Norman Research Team
The overall objective for this leg of the WBI is to create a practical tool for field practitioners to use as a guide for designing effective buffers on typical agricultural landscapes. Specific objectives include the following:
- Establish field sites and measurement protocols to quantify the loss of sediment and phosphorus from several typical agricultural sites.
- Select or adapt a suitable model to generalize the results from the limited number of measurement sites to the diverse landscapes typical of Wisconsin.
- Use the combined results from the model and measurements to create or parameterize a practical tool for practitioners to use to guide the implementation of buffers in Wisconsin.

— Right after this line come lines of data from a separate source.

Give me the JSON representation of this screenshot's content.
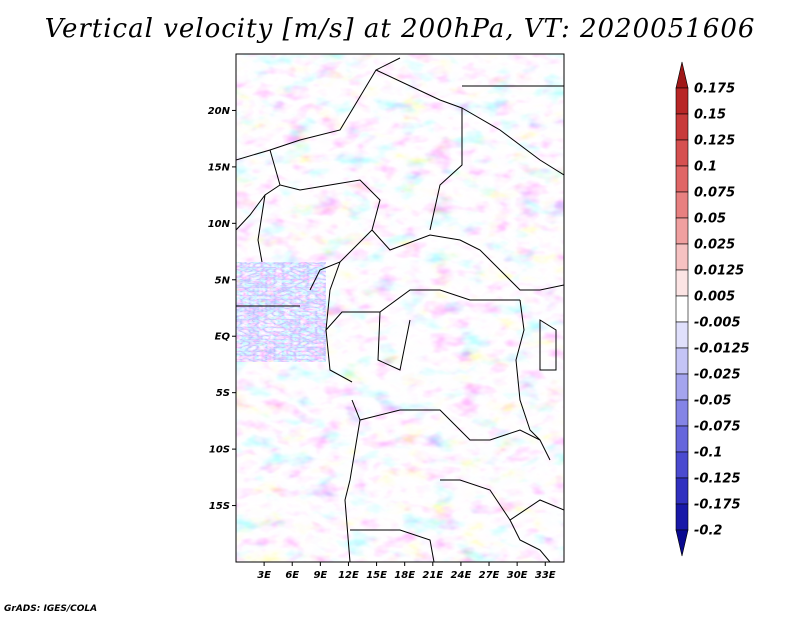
{
  "title": "Vertical velocity [m/s] at 200hPa, VT: 2020051606",
  "credit": "GrADS: IGES/COLA",
  "map": {
    "lat_labels": [
      "20N",
      "15N",
      "10N",
      "5N",
      "EQ",
      "5S",
      "10S",
      "15S"
    ],
    "lat_values": [
      20,
      15,
      10,
      5,
      0,
      -5,
      -10,
      -15
    ],
    "lon_labels": [
      "3E",
      "6E",
      "9E",
      "12E",
      "15E",
      "18E",
      "21E",
      "24E",
      "27E",
      "30E",
      "33E"
    ],
    "lon_values": [
      3,
      6,
      9,
      12,
      15,
      18,
      21,
      24,
      27,
      30,
      33
    ],
    "lon_range": [
      0,
      35
    ],
    "lat_range": [
      -20,
      25
    ]
  },
  "colorbar": {
    "labels": [
      "0.175",
      "0.15",
      "0.125",
      "0.1",
      "0.075",
      "0.05",
      "0.025",
      "0.0125",
      "0.005",
      "-0.005",
      "-0.0125",
      "-0.025",
      "-0.05",
      "-0.075",
      "-0.1",
      "-0.125",
      "-0.175",
      "-0.2"
    ],
    "colors": [
      "#a01818",
      "#b82626",
      "#c83a3a",
      "#d65050",
      "#e06666",
      "#e88080",
      "#f0a0a0",
      "#f6c2c2",
      "#fce4e4",
      "#ffffff",
      "#e0e0fc",
      "#c4c4f6",
      "#a4a4ee",
      "#8484e6",
      "#6666dc",
      "#4a4ad0",
      "#3030c0",
      "#1818a8",
      "#0a0a90"
    ]
  }
}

The research team is working to design a Decision Support System (DSS) for agricultural managers that combines what scientists know about the physical behavior of the agricultural landscape with the effects of management available to growers. The end result is a software package called the Precision Agricultural-Landscape Modeling System (PALMS). PALMS is a combination of several models that simulate the flow of energy, water, and some chemicals in the air-plant-soil system.
The team will adapt PALMS for use with buffers. PALMS is a processed-based model that currently computes runoff as a function of slope, precipitation intensity, heterogeneous soils, crop type, tillage type and orientation relative to the slope/aspect, residue and fertilization. The research group is working to add erosion and phosphorus chemistry to PALMS. The influence of buffers on plant growth and yield is calculated in PALMS for both the crop and the buffer vegetation as a function of location in the field.
Data to create this application tool will come from a combination of field measurements and output generated from PALMS over diverse scenarios typical of Wisconsin agriculture.